With that agreed and all parties seemingly happy, I feel a little happier. I settle on a wooden bed base in the corner of this front room and look through the kids' English school workbooks. The girl and the elder boy sit either side of me. We take turns in reading sentences and I try to help with pronunciation. We go through the alphabet a couple of times, though its clear that the elder daughter has only got up to M. I like to think that I'm helping them, but if I'm remembered by them it'll certainly be as an exotic uninvited stranger, rather than an inspirational transformation in their understanding of the language of international travel.

[I just heard on the news that the Chinese government is considering scaling back the importance of English language in their national curriculum]

After a few minutes of rudimentary English tuition, I lose the kids attention to the low budget samurai period soap opera playing on the TV. If you can't beat them join them I thought, and settled onto one of the wooden stools to watch the incomprehensible drama unfold. Dad offers me a cup of tea, brewed from the local leaves which have a pleasant aniseed flavour, I have one cup, and then another. Before long, it's time for bed. 

All the water here comes from a tap out in the vegetable garden. Dad fills a very large plastic pail from the garden, and brings it inside. From this master supply, it is decanted using a saucepan into one of several smaller buckets each with a seperate purpose. I dont believe there's any central water boiler in the house, instead water is boiled in a kettle as required. I'm shown a large plastic bowl of the kind we may do the dishes in, its filled with warm water and the elder son gives me a towel and mimes washing his face. He shows me to a tiny room behind the kitchen area of the main room. This is the bathroom, again just blank damp concrete, no decoration at all. The only useful thing in it is a squat latrine, but this is blocked with two wall bricks, I readily take this as a sign not to use it. Instead I brush my teeth and wash my (still mud-spattered) face in the bowl. 

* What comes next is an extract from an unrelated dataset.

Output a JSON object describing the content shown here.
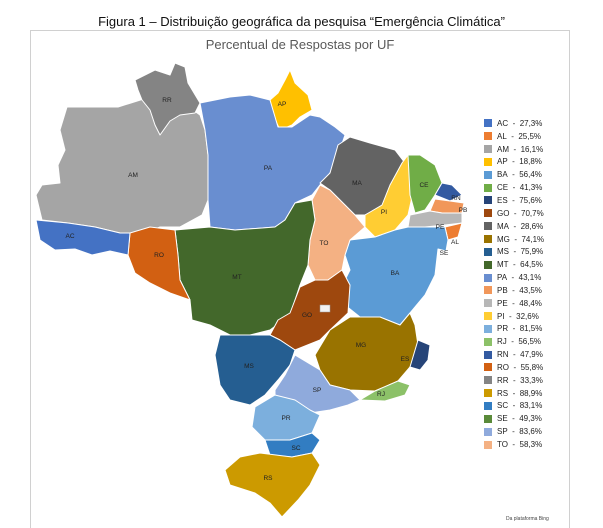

While doing so, I hear a rustling noise behind me, I turn and see a frog in the corner. As it jumps towards me, I jump forward and find myself nose to nose with an enormous spider on the wall, body about the size of an AA battery, legs the span of a lady's hand. I hastily bounce back and notice its equally sizeable buddy eyeballing me from the low ceiling.  I empty the bowl into a drain in the corner and a beat a retreat to the relative safety of a bed.

I say good nights and close the door behind me, wondering just how I got here and worrying whether I've displaced anyone from their own bed. 

Adventures only really happen when things don't go as expected.